There are many aspects to the annual rug show, and some of them are not apparent to the typical show visitor. The school demonstration programs are one such activity. Organized by Kathleen Mercer, grade-school classes are invited to the show on Thursday and Friday before the show is open to the public. Up to 200 students at a time come for three separate programs in which the Elders and their families demonstrate a variety of aspects of Navajo culture for the children. In addition to watching, students also have a chance to actually try their hand at a variety of things such as weaving, corn grinding, learning a few words of Navajo, and having their hair tied in a traditional Navajo hair bun.
Here students gather around Elders at their looms. The small loom in the center is used to give interested children a chance to try weaving.
Anna Jackson of Teesto is at her loom providing a chance to see actual rugs being created.

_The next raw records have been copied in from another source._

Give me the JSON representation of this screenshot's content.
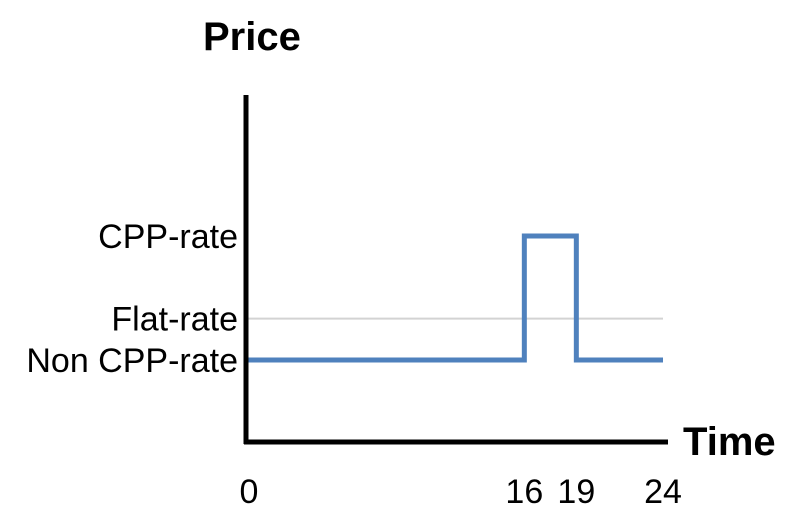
{
  "chart_data": {
    "type": "line",
    "title": "",
    "xlabel": "Time",
    "ylabel": "Price",
    "xlim": [
      0,
      24
    ],
    "x_ticks": [
      0,
      16,
      19,
      24
    ],
    "y_levels": [
      {
        "label": "Non CPP-rate",
        "value": 1
      },
      {
        "label": "Flat-rate",
        "value": 1.5
      },
      {
        "label": "CPP-rate",
        "value": 2.5
      }
    ],
    "series": [
      {
        "color": "#4f81bd",
        "x": [
          0,
          16,
          16,
          19,
          19,
          24
        ],
        "y": [
          1,
          1,
          2.5,
          2.5,
          1,
          1
        ]
      }
    ],
    "reference_lines": [
      {
        "y": 1.5,
        "color": "#d3d3d3"
      }
    ],
    "grid": false,
    "legend": "none"
  }
}
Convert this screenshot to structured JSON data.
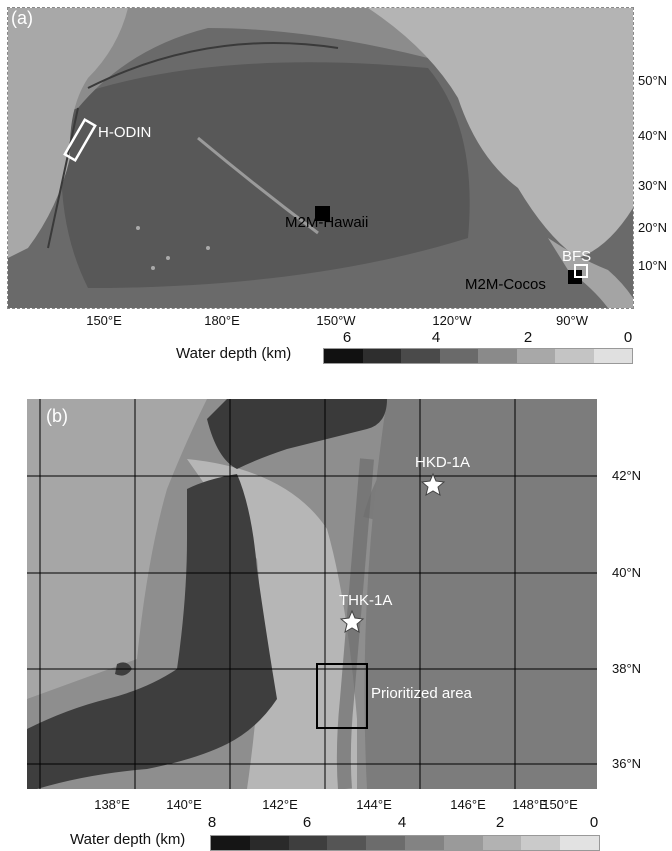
{
  "panel_a": {
    "label": "(a)",
    "lat_labels": [
      "50°N",
      "40°N",
      "30°N",
      "20°N",
      "10°N"
    ],
    "lon_labels": [
      "150°E",
      "180°E",
      "150°W",
      "120°W",
      "90°W"
    ],
    "sites": {
      "h_odin": "H-ODIN",
      "m2m_hawaii": "M2M-Hawaii",
      "m2m_cocos": "M2M-Cocos",
      "bfs": "BFS"
    },
    "legend": {
      "title": "Water depth (km)",
      "ticks": [
        "6",
        "4",
        "2",
        "0"
      ],
      "colors": [
        "#111111",
        "#2e2e2e",
        "#4a4a4a",
        "#6a6a6a",
        "#8a8a8a",
        "#a8a8a8",
        "#c4c4c4",
        "#e0e0e0"
      ]
    }
  },
  "panel_b": {
    "label": "(b)",
    "lat_labels": [
      "42°N",
      "40°N",
      "38°N",
      "36°N"
    ],
    "lon_labels": [
      "138°E",
      "140°E",
      "142°E",
      "144°E",
      "146°E",
      "148°E",
      "150°E"
    ],
    "stations": {
      "hkd": "HKD-1A",
      "thk": "THK-1A"
    },
    "prioritized_area": "Prioritized area",
    "legend": {
      "title": "Water depth (km)",
      "ticks": [
        "8",
        "6",
        "4",
        "2",
        "0"
      ],
      "colors": [
        "#151515",
        "#2a2a2a",
        "#3e3e3e",
        "#555555",
        "#6c6c6c",
        "#838383",
        "#9a9a9a",
        "#b2b2b2",
        "#cacaca",
        "#e2e2e2"
      ]
    }
  }
}
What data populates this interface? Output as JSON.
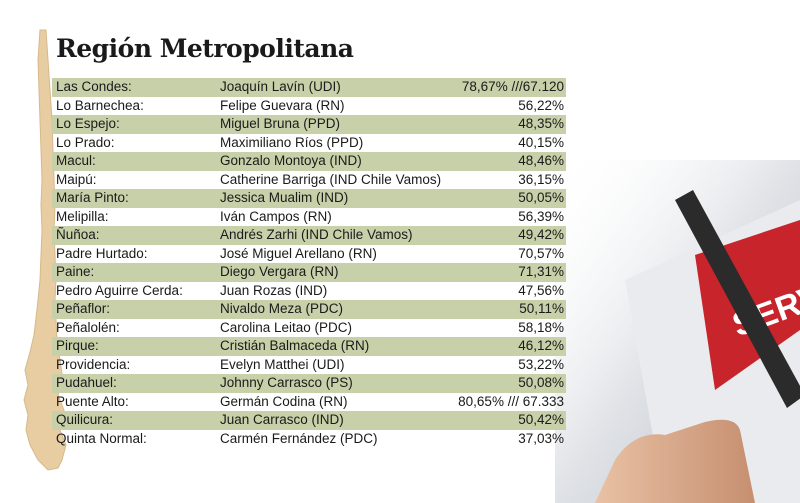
{
  "title": "Región Metropolitana",
  "rows": [
    {
      "comuna": "Las Condes:",
      "candidato": "Joaquín Lavín (UDI)",
      "resultado": "78,67% ///67.120"
    },
    {
      "comuna": "Lo Barnechea:",
      "candidato": "Felipe Guevara (RN)",
      "resultado": "56,22%"
    },
    {
      "comuna": "Lo Espejo:",
      "candidato": "Miguel Bruna (PPD)",
      "resultado": "48,35%"
    },
    {
      "comuna": "Lo Prado:",
      "candidato": "Maximiliano Ríos (PPD)",
      "resultado": "40,15%"
    },
    {
      "comuna": "Macul:",
      "candidato": "Gonzalo Montoya (IND)",
      "resultado": "48,46%"
    },
    {
      "comuna": "Maipú:",
      "candidato": "Catherine Barriga (IND Chile Vamos)",
      "resultado": "36,15%"
    },
    {
      "comuna": "María Pinto:",
      "candidato": "Jessica Mualim (IND)",
      "resultado": "50,05%"
    },
    {
      "comuna": "Melipilla:",
      "candidato": "Iván Campos (RN)",
      "resultado": "56,39%"
    },
    {
      "comuna": "Ñuñoa:",
      "candidato": "Andrés Zarhi (IND Chile Vamos)",
      "resultado": "49,42%"
    },
    {
      "comuna": "Padre Hurtado:",
      "candidato": "José Miguel Arellano (RN)",
      "resultado": "70,57%"
    },
    {
      "comuna": "Paine:",
      "candidato": "Diego Vergara (RN)",
      "resultado": "71,31%"
    },
    {
      "comuna": "Pedro Aguirre Cerda:",
      "candidato": "Juan Rozas (IND)",
      "resultado": "47,56%"
    },
    {
      "comuna": "Peñaflor:",
      "candidato": "Nivaldo Meza (PDC)",
      "resultado": "50,11%"
    },
    {
      "comuna": "Peñalolén:",
      "candidato": "Carolina Leitao (PDC)",
      "resultado": "58,18%"
    },
    {
      "comuna": "Pirque:",
      "candidato": "Cristián Balmaceda (RN)",
      "resultado": "46,12%"
    },
    {
      "comuna": "Providencia:",
      "candidato": "Evelyn Matthei (UDI)",
      "resultado": "53,22%"
    },
    {
      "comuna": "Pudahuel:",
      "candidato": "Johnny Carrasco (PS)",
      "resultado": "50,08%"
    },
    {
      "comuna": "Puente Alto:",
      "candidato": "Germán Codina (RN)",
      "resultado": "80,65% /// 67.333"
    },
    {
      "comuna": "Quilicura:",
      "candidato": "Juan Carrasco (IND)",
      "resultado": "50,42%"
    },
    {
      "comuna": "Quinta Normal:",
      "candidato": "Carmén Fernández (PDC)",
      "resultado": "37,03%"
    }
  ],
  "ballot_box_text": "SERVEL",
  "colors": {
    "row_shade": "#c8d0a9",
    "map": "#e8cda3",
    "servel_red": "#c8242b"
  }
}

Leonard Holiday of Oljato shows a traditional ceremonial basket and explains its meaning and significance.
Robin Field-Williams is holding a model hogan with its roof removed. This gives students an opportunity to see what a traditional Navajo home is like.
Following a demonstration of corn grinding this young man has a chance to try it himself under the direction of Marty Whitehair.
Girls with longer hair can have it put up in a hair bun by Delorcita Francis of Round Rock.
At the conclusion of the programs children are treated to Navajo fry bread made by Mary Lou Gleason of Teesto.
In addition to being a unique educational and culturally enriching opportunity, the kids have a lot of fun.